Palavras

esqueletal

Do latim 'skeletalis', derivado de 'skeletum'.

Origem

Antiguidade Clássica

Do grego 'skeletos' (seco, ressecado), passando ao latim 'scheletum'.

Mudanças de sentido

Século XVIII-XIX

Inicialmente associada à anatomia e medicina, com o sentido literal de 'pertencente ao esqueleto'.

Com o avanço da ciência, o termo se consolidou para descrever a estrutura óssea e, por extensão, algo que se assemelha a ela em magreza ou estrutura.

Século XX - Atualidade

Ampliação para uso figurado, descrevendo magreza extrema ou uma estrutura mínima e austera.

Em contextos artísticos e literários, 'esqueletal' pode evocar imagens de fragilidade, despojamento ou até mesmo um certo minimalismo estético.

Primeiro registro

Século XVIII-XIX

Registros em obras científicas e médicas da época, com a disseminação do conhecimento anatômico. (Referência: Corpus de textos médicos históricos).

Momentos culturais

Século XX

Uso frequente em descrições literárias e artísticas para evocar imagens de magreza, fragilidade ou austeridade, como em poemas ou narrativas que retratam pobreza ou sofrimento.

Cinema e Artes Visuais

A estética 'esqueletal' pode ser explorada em filmes de terror, suspense ou em representações artísticas que buscam um impacto visual forte.

Representações

Cinema

Personagens com aparência 'esqueletal' em filmes de terror (ex: a Morte) ou em representações de doenças graves.

Artes Plásticas

O esqueleto como tema recorrente, explorando sua forma e simbolismo.

Comparações culturais

Atualidade

Inglês: 'skeletal' - uso similar, tanto literal quanto figurado.
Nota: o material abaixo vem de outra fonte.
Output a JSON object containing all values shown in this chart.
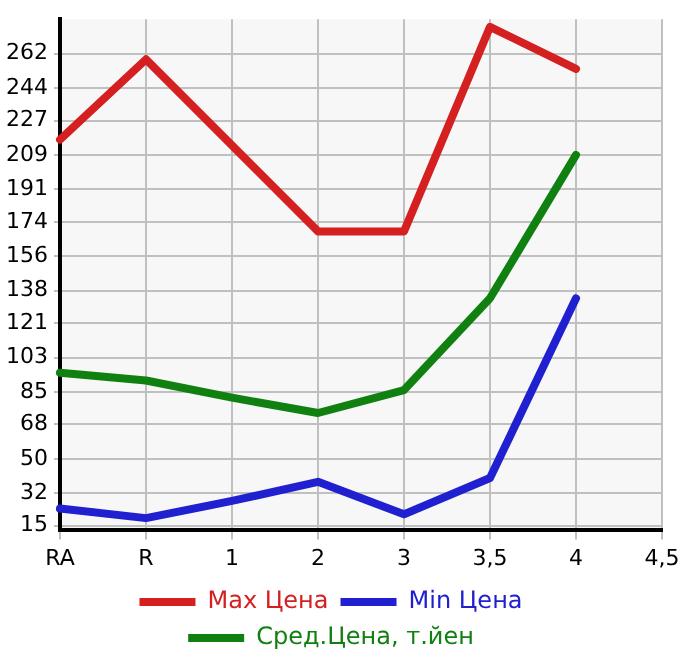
{
  "chart_data": {
    "type": "line",
    "categories": [
      "RA",
      "R",
      "1",
      "2",
      "3",
      "3,5",
      "4",
      "4,5"
    ],
    "series": [
      {
        "name": "Max Цена",
        "color": "#d42020",
        "values": [
          217,
          259,
          214,
          169,
          169,
          276,
          254,
          null
        ]
      },
      {
        "name": "Min Цена",
        "color": "#2020d0",
        "values": [
          24,
          19,
          28,
          38,
          21,
          40,
          134,
          null
        ]
      },
      {
        "name": "Сред.Цена, т.йен",
        "color": "#108010",
        "values": [
          95,
          91,
          82,
          74,
          86,
          134,
          209,
          null
        ]
      }
    ],
    "ylim": [
      13,
      280
    ],
    "yticks": [
      15,
      32,
      50,
      68,
      85,
      103,
      121,
      138,
      156,
      174,
      191,
      209,
      227,
      244,
      262
    ],
    "grid": true,
    "legend": "bottom",
    "marker": "none",
    "line_style": "solid"
  }
}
Espanhol: 'esquelético' - também com sentido literal e figurado para magreza extrema. Francês: 'squelettique' - equivalente direto. Alemão: 'skelettartig' - similar, descreve a forma de esqueleto.

Relevância atual

Atualidade

A palavra 'esqueletal' mantém sua relevância em campos técnicos como medicina e biologia, e em contextos artísticos e literários para descrever uma aparência de extrema magreza ou uma estrutura mínima e austera. Seu uso figurado é comum e compreendido.

Origem Etimológica

Deriva do latim 'scheletum', que por sua vez vem do grego 'skeletos' (seco, ressecado), referindo-se à estrutura óssea que resta após a decomposição dos tecidos moles.

Entrada no Português

A palavra 'esqueletal' e seus derivados começam a aparecer no vocabulário português, possivelmente a partir do século XVIII ou XIX, com a expansão do conhecimento científico e médico, e a necessidade de termos descritivos para anatomia e patologia.

Uso Contemporâneo

A palavra é amplamente utilizada em contextos médicos, biológicos e artísticos, mantendo seu sentido literal de 'relativo a esqueleto' ou 'com a aparência de um esqueleto'.

esqueletal

Do latim 'skeletalis', derivado de 'skeletum'.